Mes yeux s’arrêtent sur chacun d’eux. Etienne, un
poil trop bavard mais un bon sens relationnel et une bonne connaissance du
droit….
Marc Antoine possède un esprit de synthèse, bon
communicant et doué pour la redaction d’actes.
Quant à elle, Victoria, professionnellement, elle
est très concise, avec un sens du détail approfondi, une bonne connaissance en
matières juridiques mais difficile à cerner. Elle demeure mystérieuse de
manière volontaire ou non. Elle ne laisse pas entrevoir facilement sa
personnalité, toujours en retrait et dans la retenue. Même la couleur de ses vêtements semble ne
vouloir rien démontrer. Elle porte des couleurs sobres jamais rien d’excessif.

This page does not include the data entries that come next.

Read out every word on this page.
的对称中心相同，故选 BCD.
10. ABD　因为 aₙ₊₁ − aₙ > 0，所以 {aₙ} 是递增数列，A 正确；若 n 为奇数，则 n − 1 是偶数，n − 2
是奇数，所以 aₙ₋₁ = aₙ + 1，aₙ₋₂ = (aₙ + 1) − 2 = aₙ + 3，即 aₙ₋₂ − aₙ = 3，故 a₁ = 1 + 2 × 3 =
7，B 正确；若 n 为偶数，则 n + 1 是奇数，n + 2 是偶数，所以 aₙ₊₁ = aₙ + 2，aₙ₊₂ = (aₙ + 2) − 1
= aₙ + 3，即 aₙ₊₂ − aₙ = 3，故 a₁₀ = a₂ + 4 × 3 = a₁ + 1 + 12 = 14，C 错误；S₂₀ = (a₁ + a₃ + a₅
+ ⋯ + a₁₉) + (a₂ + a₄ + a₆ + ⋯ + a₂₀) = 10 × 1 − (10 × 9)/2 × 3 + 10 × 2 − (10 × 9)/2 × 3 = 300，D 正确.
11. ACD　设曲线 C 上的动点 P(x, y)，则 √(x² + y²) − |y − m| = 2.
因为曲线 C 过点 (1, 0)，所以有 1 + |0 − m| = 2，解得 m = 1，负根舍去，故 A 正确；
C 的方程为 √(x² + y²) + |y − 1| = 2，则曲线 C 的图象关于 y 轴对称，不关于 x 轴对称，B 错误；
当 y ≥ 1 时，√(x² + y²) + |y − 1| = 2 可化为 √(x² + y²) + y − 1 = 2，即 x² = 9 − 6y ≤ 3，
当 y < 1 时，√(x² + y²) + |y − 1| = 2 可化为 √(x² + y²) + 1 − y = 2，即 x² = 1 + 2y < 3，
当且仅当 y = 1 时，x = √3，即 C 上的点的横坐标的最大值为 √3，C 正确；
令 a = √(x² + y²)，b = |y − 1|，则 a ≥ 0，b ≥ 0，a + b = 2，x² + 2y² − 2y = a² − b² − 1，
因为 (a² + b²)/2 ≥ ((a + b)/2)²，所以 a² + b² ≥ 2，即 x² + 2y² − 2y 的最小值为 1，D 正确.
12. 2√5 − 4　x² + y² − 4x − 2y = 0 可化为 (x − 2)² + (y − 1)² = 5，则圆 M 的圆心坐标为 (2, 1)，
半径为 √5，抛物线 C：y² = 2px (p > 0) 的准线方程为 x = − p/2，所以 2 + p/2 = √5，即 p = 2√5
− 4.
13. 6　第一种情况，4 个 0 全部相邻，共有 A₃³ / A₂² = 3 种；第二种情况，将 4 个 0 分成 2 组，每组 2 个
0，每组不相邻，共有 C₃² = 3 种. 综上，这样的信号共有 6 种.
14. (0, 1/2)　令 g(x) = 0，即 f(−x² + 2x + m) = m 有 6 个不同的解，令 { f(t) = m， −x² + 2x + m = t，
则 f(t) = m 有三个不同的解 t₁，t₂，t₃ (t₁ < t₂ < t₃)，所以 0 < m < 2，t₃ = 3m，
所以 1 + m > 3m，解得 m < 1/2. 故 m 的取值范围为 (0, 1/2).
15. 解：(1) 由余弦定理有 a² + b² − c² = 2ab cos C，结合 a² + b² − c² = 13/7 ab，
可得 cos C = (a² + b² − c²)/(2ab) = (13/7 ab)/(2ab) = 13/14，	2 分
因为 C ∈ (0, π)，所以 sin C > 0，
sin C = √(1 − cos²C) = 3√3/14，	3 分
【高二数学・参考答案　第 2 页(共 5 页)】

Telle une personne qui souhaiterait se fondre dans la masse. Pourtant,
indépendamment d’elle, elle ne peut passer inaperçue. Elle dégage une aura…Physiquement,
sa beauté naturelle est renversante. Son point de beauté ajoute un charme particulier
a ses traits.
Mes yeux s’attardent un peu trop sur elle.
Un bandage ?
Je fronce les sourcils.
-
Mademoiselle LECKA, tout va
bien ?
Elle lève les yeux vers moi. Pour la première
fois, je note de l’hésitation dans son regard.
-
Tout va bien…Rien de grave. Un
accident de cuisine …
Je n’y crois pas !
Et si elle ment, c’est qu’elle protège quelqu’un.
Un petit- ami violent peut-être ?
Une pince de colère m’envahit. Comment un homme
a-t-il pu lui faire du mal ?
Eh Harry, ce ne sont pas tes oignons ! concentre-toi !
-
Vous avez vu un médecin ?
Je ne peux m’empêcher de demander. Après tout, je
suis son chef. C’est mon rôle de veiller au bien être des membres de mon
équipe. Surtout quand il s’agit d’une des meilleures. Une femme brillante.
Ça y est, j’entends Tia ricaner dans mon esprit.
Nous y sommes Harry, déjà de grands compliments !
Je me remets à la lecture des dossiers face à moi.
Je tire parmi eux le dossier Souna cherchant à noyer mes questionnements dans
le décryptage autour des irrégularités que je note dans le projet central de ce
dossier.
Rien n’y fait !
Mon regard revient sur elle, encore.
Elle grimace de douleur croyant ne pas être vue.
Je serre le poing sans m’en rende compte.
Quelqu’un lui a fait ça !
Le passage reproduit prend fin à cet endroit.